Wednesday, March 9, 2016

Dallas, Fort Worth, Katrina, House of Cards and the Corp of Engineers…

Funny, when we first started watching this House of Cards season, someone in our group yelled, “It’s Eddie Bernice Johnson!”  Seems we weren’t the only ones.

Jim Schutze at the Dallas Observer puts the story together for you, in case you aren’t able to see all the similarities on your own.  Now how the hell do we get him to Fort Worth?

I’m sure you remember Hurricane Katrina, but just in case — August 29, 2005, 2,000 people dead, 34,000 rescued in New Orleans alone, $100 billion in damage over 90,000 square miles.

At that time Congresswoman Johnson chaired the Water Resources and Environment Subcommittee of the House Transportation and Infrastructure Committee. Faced with mounting evidence that federally supported flood control levees had failed in New Orleans, Johnson did the right thing. She pushed for a national review of levee safety all across America.

Oops.

The technical survey of federal levees found 150 seriously flawed levee systems in the United States. The big oops for Johnson was a finding that the Trinity River levee system through Dallas and right through Johnson’s congressional district was no damn good. The U.S. Army Corps of Engineers rated the levees in Johnson’s district “unacceptable.”

“Unacceptable” may sound like something a father tells his 13-year-old daughter about her skirt. But if you dug deeper into the maddeningly mild language of the Corps report, “unacceptable” really meant that the levees in Dallas were inadequate to meet even the minimum federal flood safety requirement. 

Even deeper in Corps of Engineers documents was their conclusion that the toll from the New Orleans flood – waters that rose in neighborhoods but spared downtown New Orleans – might be far out-stripped in casualties and property damage in a Trinity River flood, which would be a wall of water aimed at the heart of downtown Dallas.

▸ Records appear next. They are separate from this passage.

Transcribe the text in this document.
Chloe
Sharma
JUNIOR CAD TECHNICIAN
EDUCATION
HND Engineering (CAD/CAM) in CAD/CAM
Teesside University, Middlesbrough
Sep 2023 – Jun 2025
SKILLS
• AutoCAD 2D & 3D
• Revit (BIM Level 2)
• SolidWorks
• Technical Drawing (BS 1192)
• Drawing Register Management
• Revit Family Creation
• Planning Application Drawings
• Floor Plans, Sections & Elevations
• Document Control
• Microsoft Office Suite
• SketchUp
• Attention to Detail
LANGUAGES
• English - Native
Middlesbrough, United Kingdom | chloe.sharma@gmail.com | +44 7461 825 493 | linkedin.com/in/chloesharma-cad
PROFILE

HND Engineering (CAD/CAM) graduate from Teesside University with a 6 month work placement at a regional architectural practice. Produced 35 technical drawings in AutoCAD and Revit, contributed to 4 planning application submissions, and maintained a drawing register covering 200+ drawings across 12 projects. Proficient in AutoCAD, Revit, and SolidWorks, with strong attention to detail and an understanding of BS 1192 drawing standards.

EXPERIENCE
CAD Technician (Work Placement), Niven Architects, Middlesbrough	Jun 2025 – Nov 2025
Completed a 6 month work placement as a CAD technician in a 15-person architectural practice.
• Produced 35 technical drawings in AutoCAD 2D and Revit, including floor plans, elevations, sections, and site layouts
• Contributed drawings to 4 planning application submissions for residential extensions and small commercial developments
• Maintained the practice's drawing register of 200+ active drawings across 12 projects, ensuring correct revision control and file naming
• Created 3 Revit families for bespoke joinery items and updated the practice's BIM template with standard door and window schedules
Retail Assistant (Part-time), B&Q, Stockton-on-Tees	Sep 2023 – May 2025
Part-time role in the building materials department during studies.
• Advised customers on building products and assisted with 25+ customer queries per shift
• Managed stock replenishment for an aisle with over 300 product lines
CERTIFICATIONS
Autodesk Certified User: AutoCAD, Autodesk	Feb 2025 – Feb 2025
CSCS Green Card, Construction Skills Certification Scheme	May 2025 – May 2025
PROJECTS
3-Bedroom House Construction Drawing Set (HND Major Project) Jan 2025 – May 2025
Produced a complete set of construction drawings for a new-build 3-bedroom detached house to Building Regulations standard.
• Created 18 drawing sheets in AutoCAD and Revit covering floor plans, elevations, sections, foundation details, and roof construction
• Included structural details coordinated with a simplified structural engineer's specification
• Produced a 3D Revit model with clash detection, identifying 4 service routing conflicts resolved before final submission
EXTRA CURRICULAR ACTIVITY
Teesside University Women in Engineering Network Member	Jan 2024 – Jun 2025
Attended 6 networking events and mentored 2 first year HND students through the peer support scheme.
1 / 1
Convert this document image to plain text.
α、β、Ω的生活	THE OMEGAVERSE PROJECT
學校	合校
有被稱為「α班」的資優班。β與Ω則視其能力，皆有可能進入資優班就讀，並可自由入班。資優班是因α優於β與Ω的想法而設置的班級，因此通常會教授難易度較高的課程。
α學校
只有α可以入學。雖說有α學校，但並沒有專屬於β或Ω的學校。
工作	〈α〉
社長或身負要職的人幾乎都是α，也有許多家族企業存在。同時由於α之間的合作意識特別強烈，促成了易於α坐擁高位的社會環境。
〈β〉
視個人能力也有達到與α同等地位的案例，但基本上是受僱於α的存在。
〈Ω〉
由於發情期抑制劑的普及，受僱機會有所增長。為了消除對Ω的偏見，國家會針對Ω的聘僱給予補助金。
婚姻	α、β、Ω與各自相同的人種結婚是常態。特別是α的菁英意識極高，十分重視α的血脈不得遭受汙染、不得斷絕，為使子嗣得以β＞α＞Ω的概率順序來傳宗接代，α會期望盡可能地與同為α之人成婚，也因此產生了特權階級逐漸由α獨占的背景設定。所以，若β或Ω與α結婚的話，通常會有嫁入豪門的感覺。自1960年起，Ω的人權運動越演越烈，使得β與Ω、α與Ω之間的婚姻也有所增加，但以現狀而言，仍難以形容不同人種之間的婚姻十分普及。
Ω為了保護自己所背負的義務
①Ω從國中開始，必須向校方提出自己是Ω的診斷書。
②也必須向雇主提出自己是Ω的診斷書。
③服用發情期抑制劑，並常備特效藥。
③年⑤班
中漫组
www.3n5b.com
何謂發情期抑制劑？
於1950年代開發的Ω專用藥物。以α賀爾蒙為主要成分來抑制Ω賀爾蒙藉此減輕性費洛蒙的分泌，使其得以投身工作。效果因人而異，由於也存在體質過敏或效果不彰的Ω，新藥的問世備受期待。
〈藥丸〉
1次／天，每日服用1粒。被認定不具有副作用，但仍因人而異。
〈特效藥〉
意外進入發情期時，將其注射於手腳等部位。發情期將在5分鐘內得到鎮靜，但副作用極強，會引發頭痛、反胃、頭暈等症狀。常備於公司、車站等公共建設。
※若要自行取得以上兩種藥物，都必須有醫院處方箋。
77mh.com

So what happened next? Did those D.C. jackals talk Dallas into lying down for this “unacceptable” peril to life, limb and property? Did Claire Underwood, that hard-eyed, stiff-walking, snotty First Lady from House of Cards come down here and pull the wool over innocent little eyeballs?

Hah! It is good to laugh. No, I’ll tell you exactly what happened. That Corps of Engineers finding that our levee system was unacceptably unsafe flew straight in the face of a big highway-building project along the levees that was heavily favored by the city’s Old Guard, many of whom had been checkbook-backers of Johnson from the earliest days of her political career (hence, the airport concessions), and by the city’s only daily newspaper, which is owned by the Old Guard.

The city of Dallas joined a consortium of cities around the country that were having similar “risk” problems with their levee systems. Together they used their combined congressional heft, of which Johnson was a key element, to jawbone the Corps of Engineers into redefining the word “risk.”

The Shorter Oxford English Dictionary defines it as “hazard, danger, exposure to mischance or peril.” The Corps of Engineers, threatened with having its budget cut off at the waist, redefined flood risk to include the existence of warning and evacuation systems, which, in Oxford English terms, might mean, “hazard, danger, exposure to mischance or peril unless you get lucky.”

And guess how that worked out for the levees protecting residents of Congresswoman Johnson’s district? The Corps of Engineers announced that under the new definition the Trinity River levees in Dallas, previously ruled unsafe at the level of a so-called 100-year flood, now could be deemed safe at the level of a 100,000-year flood but also possibly even at the level of a 400,000-year flood.

So, 100,000 years, give or take 300,000 years. Wow. That’s some levee, considering that only 30,000 years ago Cro-Magnon man was just beginning to move from the Near East into Europe. Imagine some Star Wars bar scene on an asteroid in another galaxy 300,000 years from now: A group of Ewoks, Coruscani Ogres and Derkolos are knocking back ice-cold brewskis, planning a vacation trip together to tour the Amazing Levees of Dallas, the oldest built structures in the entire universe of universes.

In other words, it’s a kind of in-your-face federal bureaucratic middle finger. It’s the Corps of Engineers saying, “Fine, Congresswoman Johnson. Sure. Come up here to D.C. and threaten our institutional existence, which dates from the Battle of Bunker Hill, because we tried to protect your constituents from disaster. You want to keep the levee system you’ve got? Here are the keys to it. Drive safely.”

By the way, Johnson later joined U.S. Senator Kay Bailey Hutchison, Republican of Texas, in using a last-minute rider on a national defense spending bill and other legislative sleight-of-hand to entirely exempt the Trinity River from important provisions of federal law protecting wildlife, wetlands, public parks and historical structures, some or all of which might have interfered with the highway project the Dallas establishment had been seeking for 20 years.